2) Fed dampens rate cut hopes
Investor sentiment was also weighed down by the U.S. Federal Reserve’s decision to keep interest rates unchanged for the fifth straight meeting. While the move was expected, Fed Chair Jerome Powell’s remarks signaled uncertainty over a rate cut in September, stating it was too soon to make that call.
The Fed’s stance, while modestly restrictive, is seen as not yet slowing the economy, further delaying hopes of policy easing.
3) Rise in Crude Oil Prices
Oil prices steadied on Thursday as investors weighed the risk of supply disruptions amid U.S. President Donald Trump's tariff threats linked to the Ukraine conflict. However, a surprise build in U.S. crude inventories capped gains.
Brent crude hovered near $73 a barrel, while WTI traded just below $70. Both benchmarks had risen 1% in the previous session, but ongoing geopolitical tensions and mixed inventory data kept traders cautious.

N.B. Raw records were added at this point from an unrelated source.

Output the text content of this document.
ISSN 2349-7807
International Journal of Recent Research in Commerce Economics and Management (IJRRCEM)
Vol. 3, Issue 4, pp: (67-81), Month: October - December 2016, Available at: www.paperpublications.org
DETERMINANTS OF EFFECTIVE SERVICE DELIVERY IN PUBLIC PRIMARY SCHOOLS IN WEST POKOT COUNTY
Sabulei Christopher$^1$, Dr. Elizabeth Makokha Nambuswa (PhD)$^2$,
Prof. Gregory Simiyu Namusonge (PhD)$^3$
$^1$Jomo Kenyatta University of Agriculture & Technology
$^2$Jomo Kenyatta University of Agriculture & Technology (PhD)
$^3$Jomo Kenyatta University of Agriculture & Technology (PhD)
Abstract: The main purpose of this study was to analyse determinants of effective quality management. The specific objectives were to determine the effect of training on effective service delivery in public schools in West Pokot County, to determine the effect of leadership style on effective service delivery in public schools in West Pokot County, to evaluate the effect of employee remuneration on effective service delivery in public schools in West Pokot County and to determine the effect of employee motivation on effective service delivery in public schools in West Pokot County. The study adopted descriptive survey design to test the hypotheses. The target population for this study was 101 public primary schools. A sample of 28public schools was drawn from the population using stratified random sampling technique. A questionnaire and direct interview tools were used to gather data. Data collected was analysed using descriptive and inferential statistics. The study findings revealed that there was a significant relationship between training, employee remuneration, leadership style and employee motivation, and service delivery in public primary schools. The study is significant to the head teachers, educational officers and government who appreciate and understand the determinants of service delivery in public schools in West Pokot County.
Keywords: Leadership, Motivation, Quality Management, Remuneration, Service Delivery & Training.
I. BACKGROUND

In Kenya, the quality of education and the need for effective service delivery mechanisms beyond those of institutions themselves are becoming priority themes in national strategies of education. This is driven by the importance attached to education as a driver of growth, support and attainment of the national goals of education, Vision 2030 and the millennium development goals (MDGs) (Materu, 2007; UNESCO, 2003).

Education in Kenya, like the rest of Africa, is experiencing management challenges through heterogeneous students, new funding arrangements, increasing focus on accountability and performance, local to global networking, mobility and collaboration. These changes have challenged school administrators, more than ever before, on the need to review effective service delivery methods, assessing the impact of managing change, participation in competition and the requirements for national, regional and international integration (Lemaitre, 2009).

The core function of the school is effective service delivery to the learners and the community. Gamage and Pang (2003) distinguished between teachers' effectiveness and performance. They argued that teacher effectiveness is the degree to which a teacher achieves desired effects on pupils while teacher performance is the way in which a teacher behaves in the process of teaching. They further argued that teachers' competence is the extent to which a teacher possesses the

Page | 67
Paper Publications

4) Continued FII selling adds pressure
Foreign institutional investors (FIIs) have been persistent net sellers, pulling out nearly Rs 25,000 crore from Indian equities over the past eight trading sessions.
Analysts say US President Donald Trump’s proposed 25% tariff on Indian imports may further dampen FII sentiment. According to Nuvama, sectors such as pharmaceuticals, auto ancillaries, select industrials, cables and wires, and tiles—where the U.S. sets the marginal price—could be the most affected.